Matematika wrote: Find all positive integers $a$, $b$, $n$ and prime numbers $p$ that satisfy $ a^{2013} + b^{2013} = p^n\text{.}$ Author: Matija Bucić Let $a=p^x \cdot y,b= p^z \cdot t$ with $x,y,z,t \in \mathbb{N}, \; t,y \ge 1$ and $\gcd(y,p)=1, \; \gcd(t,p)=1$. Without loss of generality, assume that $x \ge z$. From the equation we obtain \[t^{2013}+p^{2013x-2013z} \cdot y^{2013}= p^{n-2013z}\] If $x>z$ then $p \nmid LHS$. Therefore $p \nmid p^{n-2013z}$ implies $n=2013z$. Thus, $t^{2013}+p^{2013x-2013z} \cdot y^{2013}=1$, a contradiction. Thus, $x=z$. It follows that \[t^{2013}+y^{2013}=p^{n-2013x}=p^k \; (k=n-2013z \in \mathbb{N}^*)\] By applying LTE theorem we have \[\begin{array}{l} v_p \left( t^{2013}+y^{2013} \right) = v_p(2013)+v_p(t+y) \\ k=v_p(2013)+v_p(t+y) \end{array}\] Case 1. If $\gcd (p,2013)=1$ then $v_p(t+y)=k$. Let $t+y=p^k =y^{2013}+t^{2013}$. Therefore $t+y=t^{2013}+y^{2013}$. We obtain $t=y=1$ implies $p=2,a=b=2^k,n=2013k+1$. Case 2. If $\gcd (p,2013) \ne 1$ then $p \in \{ 3;11;61 \}$. Therefore $v_p(2013)=1$. It follows that $k-1=v_p(t+y)$. Let $t+y=p^{k-1}$. Therefore $A= t^{2012}-t^{2011}y+ \cdots +y^{2012}=\frac{t^{2013}+y^{2013}}{y+t}=p$. That means $A < t+y$ or $t^{2013}+y^{2013} < (t+y)^2$. It follows that $t=y=1$. Thus, $p=2$, a contradiction. In conclusion, thw solution is $\boxed{ (a,b,n,p)= \left( 2^k,2^k,2013k+1,2 \right)}$ forall $k \in \mathbb{N}$.

admin25 wrote:

It must be $ \boxed{(a, b, p,n)=(2^k, 2^k, 2, 2013k+1)} $ not $ \boxed{(a, b, n, p)=(2^k, 2^k, 2, 2013k+1)} $.

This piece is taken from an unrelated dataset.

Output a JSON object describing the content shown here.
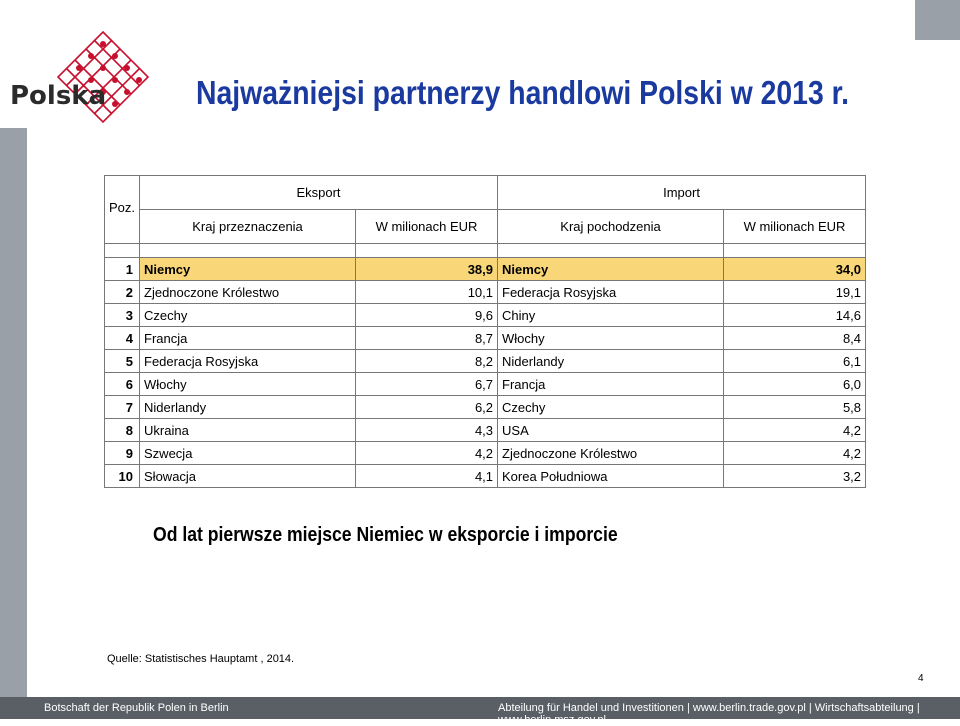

This can be generalized to: $a^n+b^n=p^k$ has solutions: $(a,b,p,n)=(2^{\frac{k-1}n},2^{\frac{k-1}n},2,k),(2\cdot3^r,3^k,3,3r+2)$.

Zsigmondy's Theorem and boom. The exceptional cases yield the solutions.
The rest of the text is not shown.